Petit bonheur numéro deux cent soixante sept : fouiller son portefeuille

Ce petit bonheur là ne s’attendait pas à retrouver la carte de fidélité Mammouth…

Tout a commencé quand Monsieur a voulu prendre le sac à main de Mademoiselle.

« Non mais c’est pas vrai, tu porte un âne mort sur le dos ! »

(C’est vrai que le sac de Mademoiselle est un peu lourd) 

 » Qu’est ce que tu transportes de si lourd ? »

Monsieur a ouvert sans vergogne le beau sac en cuir. A l’intérieur, le nécessaire d’une fille. Et deux poids énormes : l’agenda qui ne tient fermé que grâce à un lacet et le portefeuille. 

« Dis donc, vu la taille et le poids de ton portefeuille, que je t’entende plus dire que tu n’as pas de sous… Il pèse le poids d’un veau à la naissance« 

Bon, Monsieur exagère (un peu). Mais Mademoiselle admet qu’il n’a pas tort. Pas devant lui, bien sûr, mais le soir même. Après les remarques moqueuses de Monsieur, Mademoiselle s’est mise en tête de faire un peu de vide dans le gros portefeuille vert. Discrètement. Pour ne pas lui donner ouvertement raison.

La partie porte monnaie n’est pas ce qui pèse le plus lourd. Une poignée de pièce, d’un peu partout dans le monde. Deux dollars et deux billets de 10 euros. 
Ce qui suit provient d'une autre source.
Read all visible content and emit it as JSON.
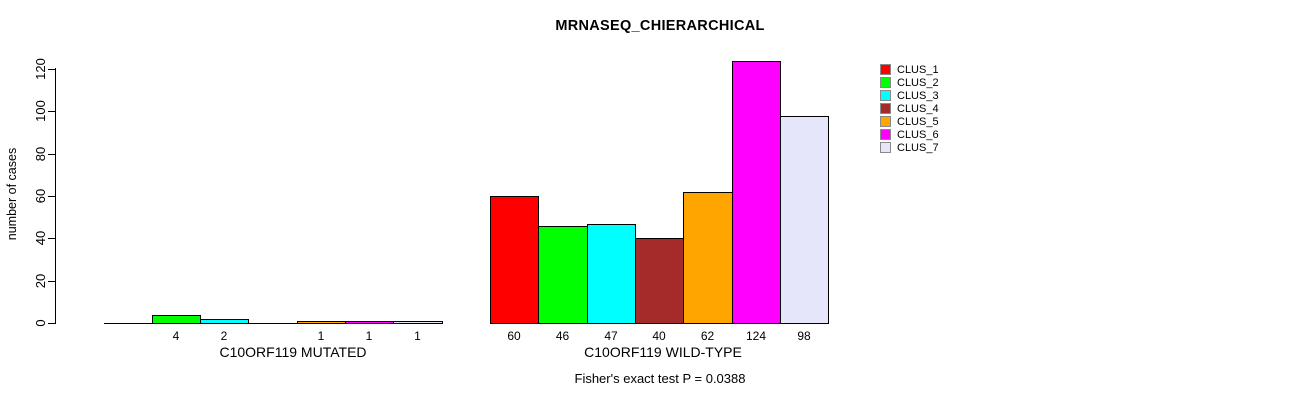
{
  "chart_data": {
    "type": "bar",
    "title": "MRNASEQ_CHIERARCHICAL",
    "ylabel": "number of cases",
    "ylim": [
      0,
      120
    ],
    "yticks": [
      0,
      20,
      40,
      60,
      80,
      100,
      120
    ],
    "grid": false,
    "legend_position": "right",
    "annotation": "Fisher's exact test P = 0.0388",
    "clusters": [
      {
        "name": "CLUS_1",
        "color": "#FF0000"
      },
      {
        "name": "CLUS_2",
        "color": "#00FF00"
      },
      {
        "name": "CLUS_3",
        "color": "#00FFFF"
      },
      {
        "name": "CLUS_4",
        "color": "#A52A2A"
      },
      {
        "name": "CLUS_5",
        "color": "#FFA500"
      },
      {
        "name": "CLUS_6",
        "color": "#FF00FF"
      },
      {
        "name": "CLUS_7",
        "color": "#E6E6FA"
      }
    ],
    "groups": [
      {
        "label": "C10ORF119 MUTATED",
        "values": [
          0,
          4,
          2,
          0,
          1,
          1,
          1
        ],
        "bar_labels": [
          "",
          "4",
          "2",
          "",
          "1",
          "1",
          "1"
        ]
      },
      {
        "label": "C10ORF119 WILD-TYPE",
        "values": [
          60,
          46,
          47,
          40,
          62,
          124,
          98
        ],
        "bar_labels": [
          "60",
          "46",
          "47",
          "40",
          "62",
          "124",
          "98"
        ]
      }
    ]
  }
}
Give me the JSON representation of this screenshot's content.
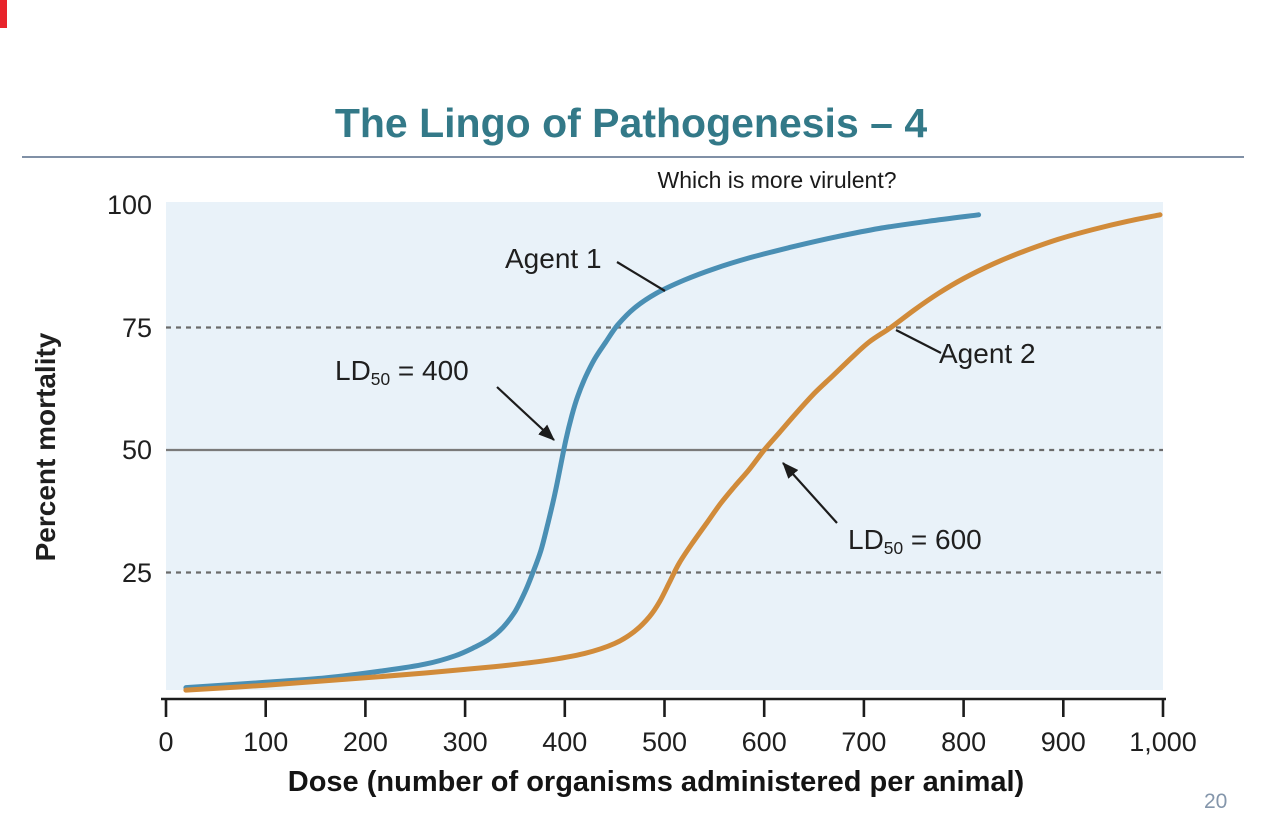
{
  "slide": {
    "title": "The Lingo of Pathogenesis – 4",
    "page_number": "20",
    "colors": {
      "title": "#337988",
      "accent_bar": "#e8242b",
      "rule": "#8090a6"
    }
  },
  "chart_data": {
    "type": "line",
    "title": "Which is more virulent?",
    "xlabel": "Dose (number of organisms administered per animal)",
    "ylabel": "Percent mortality",
    "xlim": [
      0,
      1000
    ],
    "ylim": [
      0,
      100
    ],
    "plot_bg": "#e9f2f9",
    "legend_position": "none",
    "grid": "horizontal dashed at 25 and 75, solid-then-dashed at 50",
    "x_ticks": [
      {
        "label": "0",
        "value": 0
      },
      {
        "label": "100",
        "value": 100
      },
      {
        "label": "200",
        "value": 200
      },
      {
        "label": "300",
        "value": 300
      },
      {
        "label": "400",
        "value": 400
      },
      {
        "label": "500",
        "value": 500
      },
      {
        "label": "600",
        "value": 600
      },
      {
        "label": "700",
        "value": 700
      },
      {
        "label": "800",
        "value": 800
      },
      {
        "label": "900",
        "value": 900
      },
      {
        "label": "1,000",
        "value": 1000
      }
    ],
    "y_ticks": [
      {
        "label": "100",
        "value": 100
      },
      {
        "label": "75",
        "value": 75
      },
      {
        "label": "50",
        "value": 50
      },
      {
        "label": "25",
        "value": 25
      }
    ],
    "gridlines": [
      {
        "value": 75,
        "style": "dashed"
      },
      {
        "value": 50,
        "style": "solid_then_dashed",
        "solid_until": 605
      },
      {
        "value": 25,
        "style": "dashed"
      }
    ],
    "series": [
      {
        "name": "Agent 1",
        "color": "#4a8fb4",
        "ld50": 400,
        "points": [
          [
            20,
            1.5
          ],
          [
            100,
            2.6
          ],
          [
            160,
            3.5
          ],
          [
            220,
            5
          ],
          [
            260,
            6.3
          ],
          [
            290,
            8
          ],
          [
            310,
            9.8
          ],
          [
            325,
            11.5
          ],
          [
            338,
            13.8
          ],
          [
            350,
            17
          ],
          [
            360,
            21
          ],
          [
            368,
            25
          ],
          [
            376,
            29.5
          ],
          [
            383,
            35
          ],
          [
            390,
            41
          ],
          [
            396,
            47
          ],
          [
            401,
            52
          ],
          [
            407,
            57
          ],
          [
            413,
            61
          ],
          [
            421,
            65
          ],
          [
            430,
            68.6
          ],
          [
            441,
            72
          ],
          [
            453,
            75.5
          ],
          [
            470,
            79
          ],
          [
            492,
            82
          ],
          [
            520,
            84.7
          ],
          [
            550,
            87
          ],
          [
            585,
            89.2
          ],
          [
            625,
            91.3
          ],
          [
            670,
            93.4
          ],
          [
            715,
            95.2
          ],
          [
            765,
            96.7
          ],
          [
            815,
            98
          ]
        ]
      },
      {
        "name": "Agent 2",
        "color": "#d18b3a",
        "ld50": 600,
        "points": [
          [
            20,
            1
          ],
          [
            100,
            2
          ],
          [
            180,
            3.2
          ],
          [
            260,
            4.5
          ],
          [
            330,
            5.8
          ],
          [
            380,
            7
          ],
          [
            420,
            8.5
          ],
          [
            450,
            10.5
          ],
          [
            470,
            13
          ],
          [
            485,
            16
          ],
          [
            495,
            19
          ],
          [
            505,
            23
          ],
          [
            515,
            27
          ],
          [
            528,
            31
          ],
          [
            542,
            35
          ],
          [
            556,
            39
          ],
          [
            570,
            42.5
          ],
          [
            585,
            46
          ],
          [
            600,
            50
          ],
          [
            615,
            53.5
          ],
          [
            632,
            57.5
          ],
          [
            650,
            61.5
          ],
          [
            668,
            65
          ],
          [
            686,
            68.5
          ],
          [
            705,
            72
          ],
          [
            727,
            75
          ],
          [
            750,
            78.5
          ],
          [
            775,
            82
          ],
          [
            800,
            85
          ],
          [
            830,
            88
          ],
          [
            860,
            90.5
          ],
          [
            895,
            93
          ],
          [
            930,
            95
          ],
          [
            965,
            96.7
          ],
          [
            997,
            98
          ]
        ]
      }
    ],
    "annotations": {
      "ld50_1": {
        "prefix": "LD",
        "sub": "50",
        "rest": " = 400"
      },
      "ld50_2": {
        "prefix": "LD",
        "sub": "50",
        "rest": " = 600"
      }
    }
  }
}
Dans la partie pochette-pratique, les deux incontournables : carte d’identité avec une vielle photo de quand on pouvait encore sourire sur les papiers officiels et le petit papier rose qui l’autorise à perdre des points. Une carte avec le groupe sanguin. Une autre autorisant les médecins à prendre ses organes – à condition qu’elle n’en est plus besoin. Et une autre pour voter. Mademoiselle jette un vieux carnet de timbres vides et trois publicités pliés en six.
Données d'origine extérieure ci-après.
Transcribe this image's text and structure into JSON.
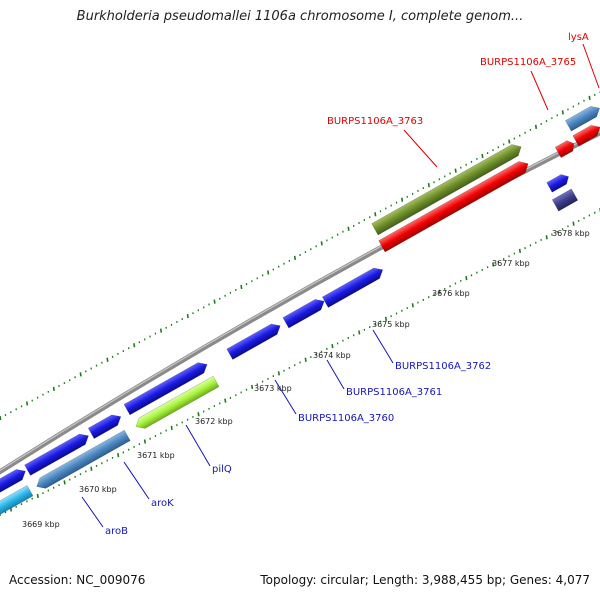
{
  "title": "Burkholderia pseudomallei 1106a chromosome I, complete genom...",
  "footer": {
    "accession": "Accession: NC_009076",
    "summary": "Topology: circular; Length: 3,988,455 bp; Genes: 4,077"
  },
  "ticks": [
    "3669 kbp",
    "3670 kbp",
    "3671 kbp",
    "3672 kbp",
    "3673 kbp",
    "3674 kbp",
    "3675 kbp",
    "3676 kbp",
    "3677 kbp",
    "3678 kbp"
  ],
  "gene_labels": {
    "aroB": "aroB",
    "aroK": "aroK",
    "pilQ": "pilQ",
    "burps_3760": "BURPS1106A_3760",
    "burps_3761": "BURPS1106A_3761",
    "burps_3762": "BURPS1106A_3762",
    "burps_3763": "BURPS1106A_3763",
    "burps_3765": "BURPS1106A_3765",
    "lysA": "lysA"
  },
  "colors": {
    "backbone": "#8a8a8a",
    "blue_gene": "#1a1ae0",
    "steelblue_gene": "#4a86c0",
    "cyan_gene": "#29b5e8",
    "lime_gene": "#a6f23c",
    "olive_gene": "#6e8e2a",
    "red_gene": "#f00000",
    "purple_gene": "#3d3d8a",
    "tick_green": "#1e7a1e"
  }
}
Vient ensuite la partie carte de fidélité. Celles de cinq supermarchés différents, au cas où. Celles de trois restos chinois : un qui a fermé, un qui a été fermé par les services sanitaires et un qui se situe à 800 km de là. La carte de mutuelle, la carte d’assurance, la carte pour si on vous vole votre téléphone, celle pour si on vous vole votre carte bleue et la dite carte bleue. Mademoiselle hésite en les remettant en place : est ce bien judicieux d’avoir tout cela au même endroit ?

Trois ticket de métro, un ticket de bus en franc, un plan de métro, une dizaine de cartes de visite. Les lignes de bus de Chartres. Elle n’habite pas la région de Chartres. Elle se demande comment cela a pu atterrir là. Les cartes de fidélité de magasins en tous genres. Mademoiselle n’en revient pas d’être fidèle à la fois à No.ibe et à Sep.ora.
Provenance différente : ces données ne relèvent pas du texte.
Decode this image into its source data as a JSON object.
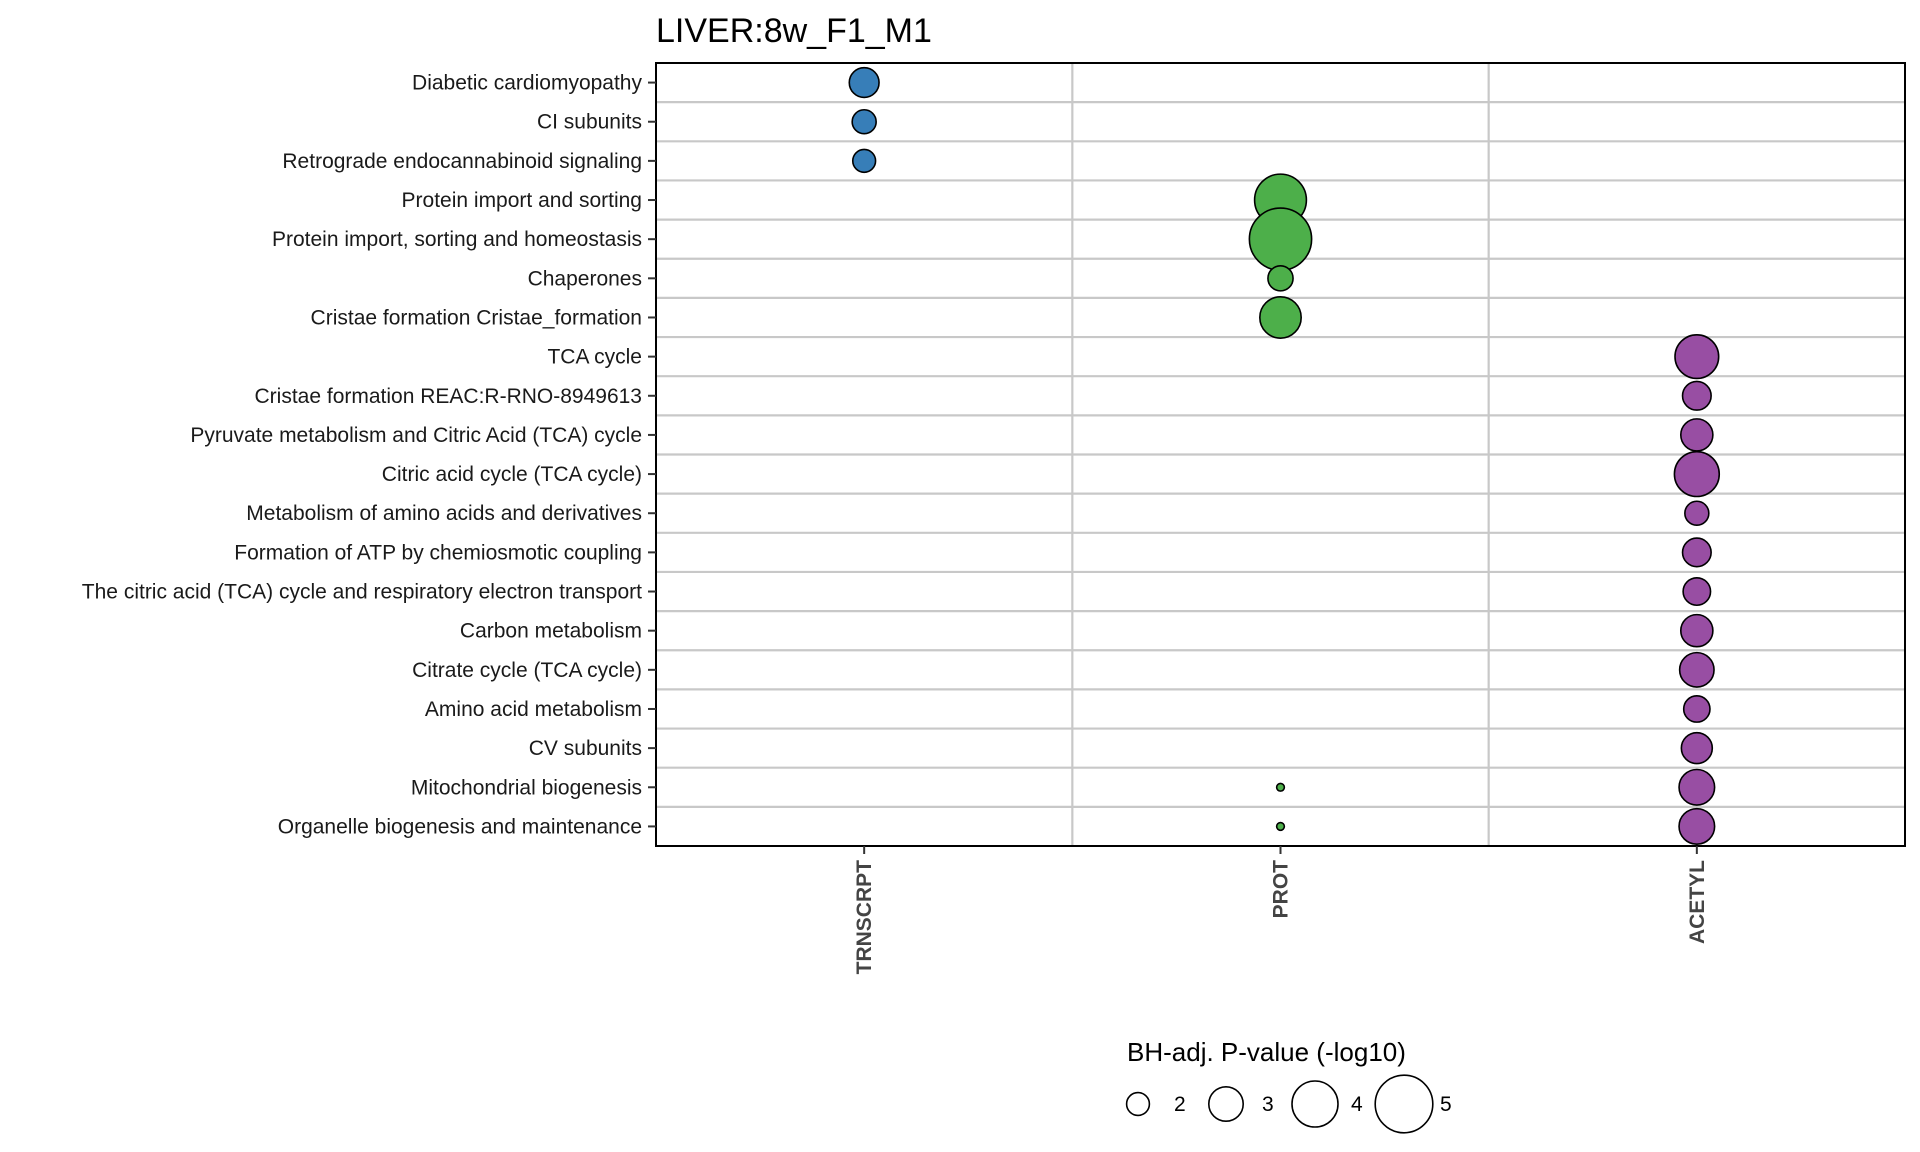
{
  "chart_data": {
    "type": "scatter",
    "title": "LIVER:8w_F1_M1",
    "xlabel": "",
    "ylabel": "",
    "categories": [
      "TRNSCRPT",
      "PROT",
      "ACETYL"
    ],
    "pathways": [
      "Diabetic cardiomyopathy",
      "CI subunits",
      "Retrograde endocannabinoid signaling",
      "Protein import and sorting",
      "Protein import, sorting and homeostasis",
      "Chaperones",
      "Cristae formation Cristae_formation",
      "TCA cycle",
      "Cristae formation REAC:R-RNO-8949613",
      "Pyruvate metabolism and Citric Acid (TCA) cycle",
      "Citric acid cycle (TCA cycle)",
      "Metabolism of amino acids and derivatives",
      "Formation of ATP by chemiosmotic coupling",
      "The citric acid (TCA) cycle and respiratory electron transport",
      "Carbon metabolism",
      "Citrate cycle (TCA cycle)",
      "Amino acid metabolism",
      "CV subunits",
      "Mitochondrial biogenesis",
      "Organelle biogenesis and maintenance"
    ],
    "colors": {
      "TRNSCRPT": "#377eb8",
      "PROT": "#4daf4a",
      "ACETYL": "#984ea3"
    },
    "points": [
      {
        "pathway": 0,
        "assay": "TRNSCRPT",
        "value": 2.6
      },
      {
        "pathway": 1,
        "assay": "TRNSCRPT",
        "value": 2.1
      },
      {
        "pathway": 2,
        "assay": "TRNSCRPT",
        "value": 2.0
      },
      {
        "pathway": 3,
        "assay": "PROT",
        "value": 4.5
      },
      {
        "pathway": 4,
        "assay": "PROT",
        "value": 5.4
      },
      {
        "pathway": 5,
        "assay": "PROT",
        "value": 2.2
      },
      {
        "pathway": 6,
        "assay": "PROT",
        "value": 3.6
      },
      {
        "pathway": 7,
        "assay": "ACETYL",
        "value": 3.8
      },
      {
        "pathway": 8,
        "assay": "ACETYL",
        "value": 2.5
      },
      {
        "pathway": 9,
        "assay": "ACETYL",
        "value": 2.8
      },
      {
        "pathway": 10,
        "assay": "ACETYL",
        "value": 3.9
      },
      {
        "pathway": 11,
        "assay": "ACETYL",
        "value": 2.1
      },
      {
        "pathway": 12,
        "assay": "ACETYL",
        "value": 2.5
      },
      {
        "pathway": 13,
        "assay": "ACETYL",
        "value": 2.4
      },
      {
        "pathway": 14,
        "assay": "ACETYL",
        "value": 2.8
      },
      {
        "pathway": 15,
        "assay": "ACETYL",
        "value": 3.0
      },
      {
        "pathway": 16,
        "assay": "ACETYL",
        "value": 2.3
      },
      {
        "pathway": 17,
        "assay": "ACETYL",
        "value": 2.7
      },
      {
        "pathway": 18,
        "assay": "ACETYL",
        "value": 3.1
      },
      {
        "pathway": 18,
        "assay": "PROT",
        "value": 0.7
      },
      {
        "pathway": 19,
        "assay": "ACETYL",
        "value": 3.1
      },
      {
        "pathway": 19,
        "assay": "PROT",
        "value": 0.7
      }
    ],
    "size_legend": {
      "title": "BH-adj. P-value (-log10)",
      "values": [
        2,
        3,
        4,
        5
      ],
      "labels": [
        "2",
        "3",
        "4",
        "5"
      ]
    },
    "grid": true,
    "legend_position": "bottom"
  }
}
Il y a aussi un coalgan, deux dolipranes et un mouchoir en papier… Un crayon tout petit et un petit bloc riquiqui. Quatre tickets de caisse, deux cartes étudiantes de l’époque cheveux longs, deux autres de l’époque cheveux courts, et des tickets de cinéma. Mademoiselle a tout bien sorti.  Elle a tout étalé sur la table du salon. 

Ne reste qu’à tout ranger, bien à sa place. Seuls les tickets de caisse partent visiter les ordures. Le reste est trop indispensable. On ne sait jamais. Un vrai petit bonheur.